Levins v. Stake

110 P. 980 | Or. | 1910

Mr. Justice Slater

delivered the opinion of the court.

Defendant T. E. Bledsoe, assignee in bankruptcy of defendants W. H. Stark and H. H. Stark, partners, comprising the firm of the Stark Lumber Company, insolvent debtors, has appealed from a decree foreclosing an alleged logger’s lien, filed on January 23, 1908, by A. J. Levins and Elmer Chambers, partners under the firm name of Levins & Chambers, claiming a lien upon a number of sawlogs and a quantity of lumber manufactured therefrom for work done in cutting and delivering logs. The suit is prosecuted by Levins as the sole owner of the claim, who alleges in his complaint that after the filing of the lien notice,, and prior to the commencement of the suit, the partnership firm of Levins & Chambers, for a valuable consideration, assigned and transferred to him their demand under the said lien, and that he is the owner and holder thereof. This averment is denied by the answer. On direct examination, plaintiff testified in general terms that such an assignment had been made, but on cross-examination he admitted that such was not the fact; that he was not the owner of the whole claim; that he and Chambers are still partners; and that Chambers still owns his share. Again, in response to leading questions on redirect examination, he was induced to say that for the purpose of this suit there was a verbal agreement between Chambers and himself.

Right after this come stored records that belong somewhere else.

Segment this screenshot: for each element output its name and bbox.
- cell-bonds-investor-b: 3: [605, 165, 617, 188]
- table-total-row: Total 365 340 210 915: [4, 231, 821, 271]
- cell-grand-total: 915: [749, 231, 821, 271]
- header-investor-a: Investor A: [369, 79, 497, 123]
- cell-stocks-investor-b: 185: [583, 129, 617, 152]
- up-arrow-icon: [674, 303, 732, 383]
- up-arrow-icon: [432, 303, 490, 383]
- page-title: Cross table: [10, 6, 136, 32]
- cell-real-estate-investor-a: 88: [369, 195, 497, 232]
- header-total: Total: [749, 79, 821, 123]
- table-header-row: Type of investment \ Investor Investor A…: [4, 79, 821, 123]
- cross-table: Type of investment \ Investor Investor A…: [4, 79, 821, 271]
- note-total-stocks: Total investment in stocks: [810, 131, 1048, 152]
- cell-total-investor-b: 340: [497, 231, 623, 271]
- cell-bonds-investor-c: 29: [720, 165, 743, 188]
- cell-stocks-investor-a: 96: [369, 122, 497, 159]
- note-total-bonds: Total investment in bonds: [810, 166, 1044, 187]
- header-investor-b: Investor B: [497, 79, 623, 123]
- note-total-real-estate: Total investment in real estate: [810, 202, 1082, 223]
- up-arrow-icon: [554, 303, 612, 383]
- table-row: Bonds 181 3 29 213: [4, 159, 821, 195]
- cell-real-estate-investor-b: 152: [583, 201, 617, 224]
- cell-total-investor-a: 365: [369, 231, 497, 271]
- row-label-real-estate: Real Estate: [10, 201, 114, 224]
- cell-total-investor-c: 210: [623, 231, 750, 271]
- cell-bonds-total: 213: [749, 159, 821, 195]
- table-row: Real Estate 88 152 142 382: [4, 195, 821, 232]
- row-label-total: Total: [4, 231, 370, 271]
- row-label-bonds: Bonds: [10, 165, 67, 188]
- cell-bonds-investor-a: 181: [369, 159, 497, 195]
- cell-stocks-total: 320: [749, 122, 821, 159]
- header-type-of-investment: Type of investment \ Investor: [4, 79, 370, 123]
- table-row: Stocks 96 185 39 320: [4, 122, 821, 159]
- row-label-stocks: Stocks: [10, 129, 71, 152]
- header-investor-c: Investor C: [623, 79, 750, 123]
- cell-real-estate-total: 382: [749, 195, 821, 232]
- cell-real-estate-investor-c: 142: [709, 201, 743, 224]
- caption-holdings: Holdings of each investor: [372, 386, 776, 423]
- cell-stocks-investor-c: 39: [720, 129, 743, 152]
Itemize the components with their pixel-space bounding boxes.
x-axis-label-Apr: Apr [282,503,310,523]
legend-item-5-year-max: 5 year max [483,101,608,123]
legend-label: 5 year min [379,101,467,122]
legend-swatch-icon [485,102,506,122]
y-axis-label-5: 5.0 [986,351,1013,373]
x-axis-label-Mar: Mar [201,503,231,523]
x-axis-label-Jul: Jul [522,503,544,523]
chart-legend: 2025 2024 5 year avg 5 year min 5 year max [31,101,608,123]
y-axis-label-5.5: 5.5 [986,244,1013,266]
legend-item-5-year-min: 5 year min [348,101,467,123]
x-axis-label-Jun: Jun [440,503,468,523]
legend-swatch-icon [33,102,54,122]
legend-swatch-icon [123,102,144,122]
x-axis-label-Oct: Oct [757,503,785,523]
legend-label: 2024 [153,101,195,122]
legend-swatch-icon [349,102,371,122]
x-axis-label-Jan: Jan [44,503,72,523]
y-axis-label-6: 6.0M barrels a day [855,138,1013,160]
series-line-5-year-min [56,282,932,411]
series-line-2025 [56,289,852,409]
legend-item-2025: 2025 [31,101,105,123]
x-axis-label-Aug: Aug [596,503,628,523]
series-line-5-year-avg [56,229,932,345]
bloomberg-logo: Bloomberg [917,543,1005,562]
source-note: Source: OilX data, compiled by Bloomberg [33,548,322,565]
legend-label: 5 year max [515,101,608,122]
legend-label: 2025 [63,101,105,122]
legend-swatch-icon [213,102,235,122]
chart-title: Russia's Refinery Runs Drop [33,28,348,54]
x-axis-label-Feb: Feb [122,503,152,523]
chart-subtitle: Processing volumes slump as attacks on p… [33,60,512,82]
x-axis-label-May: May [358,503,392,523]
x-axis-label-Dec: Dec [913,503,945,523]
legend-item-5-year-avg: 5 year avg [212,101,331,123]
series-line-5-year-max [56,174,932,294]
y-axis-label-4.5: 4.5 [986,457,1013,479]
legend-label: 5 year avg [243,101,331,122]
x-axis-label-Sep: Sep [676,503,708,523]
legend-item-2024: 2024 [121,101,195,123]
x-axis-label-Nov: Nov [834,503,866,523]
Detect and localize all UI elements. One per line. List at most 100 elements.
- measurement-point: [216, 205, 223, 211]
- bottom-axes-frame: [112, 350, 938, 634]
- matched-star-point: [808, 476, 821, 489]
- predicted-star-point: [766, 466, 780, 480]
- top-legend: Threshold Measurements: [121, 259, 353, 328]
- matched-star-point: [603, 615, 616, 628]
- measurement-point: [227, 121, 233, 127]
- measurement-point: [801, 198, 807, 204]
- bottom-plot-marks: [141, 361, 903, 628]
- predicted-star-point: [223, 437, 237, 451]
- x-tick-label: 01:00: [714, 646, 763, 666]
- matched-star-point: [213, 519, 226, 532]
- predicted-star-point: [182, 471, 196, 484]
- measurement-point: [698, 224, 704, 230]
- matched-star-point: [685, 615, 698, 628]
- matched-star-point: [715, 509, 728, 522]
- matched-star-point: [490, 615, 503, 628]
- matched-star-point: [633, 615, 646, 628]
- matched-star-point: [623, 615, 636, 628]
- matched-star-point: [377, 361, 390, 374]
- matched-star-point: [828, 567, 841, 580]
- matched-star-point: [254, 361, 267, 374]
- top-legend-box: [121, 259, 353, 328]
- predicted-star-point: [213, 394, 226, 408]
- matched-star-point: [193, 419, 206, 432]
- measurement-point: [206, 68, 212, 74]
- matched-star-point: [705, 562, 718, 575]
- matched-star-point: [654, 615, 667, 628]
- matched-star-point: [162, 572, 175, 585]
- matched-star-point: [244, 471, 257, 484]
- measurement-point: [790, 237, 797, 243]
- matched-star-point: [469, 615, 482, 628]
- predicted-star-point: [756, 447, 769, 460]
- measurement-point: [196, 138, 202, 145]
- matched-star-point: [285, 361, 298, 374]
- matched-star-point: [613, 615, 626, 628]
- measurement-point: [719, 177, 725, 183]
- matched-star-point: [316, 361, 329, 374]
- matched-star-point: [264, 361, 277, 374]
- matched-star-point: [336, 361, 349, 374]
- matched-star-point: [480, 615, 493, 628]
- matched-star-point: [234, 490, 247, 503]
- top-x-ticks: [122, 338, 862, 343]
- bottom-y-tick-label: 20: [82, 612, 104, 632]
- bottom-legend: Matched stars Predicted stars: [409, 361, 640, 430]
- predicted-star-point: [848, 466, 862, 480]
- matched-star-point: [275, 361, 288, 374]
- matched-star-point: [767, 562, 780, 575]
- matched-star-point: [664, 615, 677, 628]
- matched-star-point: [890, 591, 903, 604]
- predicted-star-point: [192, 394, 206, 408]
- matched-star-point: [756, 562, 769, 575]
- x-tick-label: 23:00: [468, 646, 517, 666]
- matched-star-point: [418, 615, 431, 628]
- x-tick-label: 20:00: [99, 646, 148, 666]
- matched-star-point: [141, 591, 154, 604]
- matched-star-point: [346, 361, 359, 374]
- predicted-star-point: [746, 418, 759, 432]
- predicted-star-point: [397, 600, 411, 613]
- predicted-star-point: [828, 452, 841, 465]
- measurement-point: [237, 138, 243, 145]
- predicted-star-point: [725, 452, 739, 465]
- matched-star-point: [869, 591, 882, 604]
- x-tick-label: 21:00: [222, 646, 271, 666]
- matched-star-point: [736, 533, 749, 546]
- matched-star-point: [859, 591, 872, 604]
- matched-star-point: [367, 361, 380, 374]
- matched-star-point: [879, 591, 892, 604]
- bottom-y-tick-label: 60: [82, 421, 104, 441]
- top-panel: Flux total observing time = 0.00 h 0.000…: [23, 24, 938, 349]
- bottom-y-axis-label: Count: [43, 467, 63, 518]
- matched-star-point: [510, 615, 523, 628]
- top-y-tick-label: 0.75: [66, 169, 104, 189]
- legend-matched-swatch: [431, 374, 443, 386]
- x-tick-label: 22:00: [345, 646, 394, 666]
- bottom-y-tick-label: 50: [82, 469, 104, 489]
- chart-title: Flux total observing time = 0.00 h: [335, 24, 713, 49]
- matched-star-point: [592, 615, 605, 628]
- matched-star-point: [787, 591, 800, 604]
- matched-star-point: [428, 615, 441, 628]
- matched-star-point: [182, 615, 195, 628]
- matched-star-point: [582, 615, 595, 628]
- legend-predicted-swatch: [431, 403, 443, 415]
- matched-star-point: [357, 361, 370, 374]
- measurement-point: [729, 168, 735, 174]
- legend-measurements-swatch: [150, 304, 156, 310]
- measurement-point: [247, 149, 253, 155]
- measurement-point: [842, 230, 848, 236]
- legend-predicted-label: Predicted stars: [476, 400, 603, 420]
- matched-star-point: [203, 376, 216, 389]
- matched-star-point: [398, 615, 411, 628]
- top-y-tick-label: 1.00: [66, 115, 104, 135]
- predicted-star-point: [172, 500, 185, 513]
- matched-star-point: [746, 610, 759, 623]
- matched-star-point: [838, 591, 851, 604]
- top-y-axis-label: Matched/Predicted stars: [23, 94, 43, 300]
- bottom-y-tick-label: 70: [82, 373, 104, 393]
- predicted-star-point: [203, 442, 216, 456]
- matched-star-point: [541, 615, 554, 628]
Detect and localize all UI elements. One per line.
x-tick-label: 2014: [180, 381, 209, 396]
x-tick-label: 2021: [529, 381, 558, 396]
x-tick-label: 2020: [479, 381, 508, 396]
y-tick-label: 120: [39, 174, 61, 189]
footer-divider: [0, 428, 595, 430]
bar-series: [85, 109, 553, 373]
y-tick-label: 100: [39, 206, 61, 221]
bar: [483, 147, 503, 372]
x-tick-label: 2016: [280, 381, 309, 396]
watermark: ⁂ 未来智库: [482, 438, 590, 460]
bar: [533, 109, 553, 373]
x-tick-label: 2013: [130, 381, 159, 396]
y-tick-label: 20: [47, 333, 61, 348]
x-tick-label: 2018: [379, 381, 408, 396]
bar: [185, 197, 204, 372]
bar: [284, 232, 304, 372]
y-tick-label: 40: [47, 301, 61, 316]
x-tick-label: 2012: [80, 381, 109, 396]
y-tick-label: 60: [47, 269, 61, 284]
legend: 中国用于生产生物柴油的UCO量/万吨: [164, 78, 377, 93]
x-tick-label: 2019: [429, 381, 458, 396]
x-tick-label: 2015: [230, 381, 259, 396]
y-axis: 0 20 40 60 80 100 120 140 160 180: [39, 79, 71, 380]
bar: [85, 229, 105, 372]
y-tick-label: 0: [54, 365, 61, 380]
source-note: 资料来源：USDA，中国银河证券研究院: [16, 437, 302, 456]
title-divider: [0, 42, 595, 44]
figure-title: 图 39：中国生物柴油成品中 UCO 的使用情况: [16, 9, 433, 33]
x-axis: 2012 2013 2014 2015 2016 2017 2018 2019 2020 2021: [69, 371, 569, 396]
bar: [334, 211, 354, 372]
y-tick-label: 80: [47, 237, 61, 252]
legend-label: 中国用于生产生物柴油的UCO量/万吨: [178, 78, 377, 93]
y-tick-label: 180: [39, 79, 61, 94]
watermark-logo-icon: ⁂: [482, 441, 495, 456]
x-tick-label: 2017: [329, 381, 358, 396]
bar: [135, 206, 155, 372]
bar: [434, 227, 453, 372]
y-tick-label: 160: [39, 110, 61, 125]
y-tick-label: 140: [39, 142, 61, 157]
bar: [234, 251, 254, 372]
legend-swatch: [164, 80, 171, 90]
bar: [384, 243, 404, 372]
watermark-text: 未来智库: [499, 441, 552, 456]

On re-cross-examination, however, he stated that he had not purchased Chambers’ interest, but that Chambers told him to take it (referring to this claim) and take care of it, as he was going away and would not be there.

*1911. At common law one partner could not sue in his own name upon a firm claim, even though his copartner had assigned to him all interest in such claim, except in the case of negotiable instruments, but such assignment gave the assignee the right to use the name of the assignor so as to enable him to collect the claim in their joint names for his own separate use. Under the Codes, however, such assignee may sue in his own name as being the real party in interest: 15 Pl. & Pr. 858, 859; Pomeroy’s Code Rem. (4 ed.) § 64.

2. All the facts showing the vesting of the legal or equitable title in plaintiff should be alleged, and, being put at issue by denial, constitute a material issue, necessary to be established to enable plaintiff to recover: Baxter v. Hart, 104 Cal. 344 (37 Pac. 941) ; Overholt v. Dietz, 43 Or. 194 (72 Pac. 695) ; Gregoire v. Rourke, 28 Or. 275, 277 (42 Pac. 996.)

3. An averment of the assignment must be made to show title: Travis v. Tobias, 8 How. Prac. (N. Y.) 333. The regular mode of transferring a debt is by an instrument purporting to assign it, but no special form is necessary. Any declaration, either in writing or by word of mouth, that a transfer is intended, will be effectual, providing it amounts to an appropriation to the assignee.

4. In equity the rule is that anything showing an intention to assign on the one side, and from which an assent to receive may be inferred on the other, will operate as an assignment if sustained by a sufficient consideration. The form of words used in making the agreement is not alone to receive attention, but all the circumstances of the transaction are to be considered: 1 Beach, Mod. Equity Jur. § 326.

5. But in Gregoire v. Rourke, 28 Or. 275, 277 (42 Pac. 996), this court committed itself to the doctrine that, if the assignment is actually made, the defendant cannot *192question it upon the ground that there was no consideration, and that the assignee is authorized to sue thereon if the title to the chose passed.

6. The declaration which plaintiff testified Chambers made to him with reference to the lien does not evidence any intent on his part to transfer a title to Levins or any right to sue thereon in his own name, and is not sufficient to make a prima facie case for plaintiff.

The decree will therefore be set aside, and the suit dismissed. Reversed: Suit Dismissed.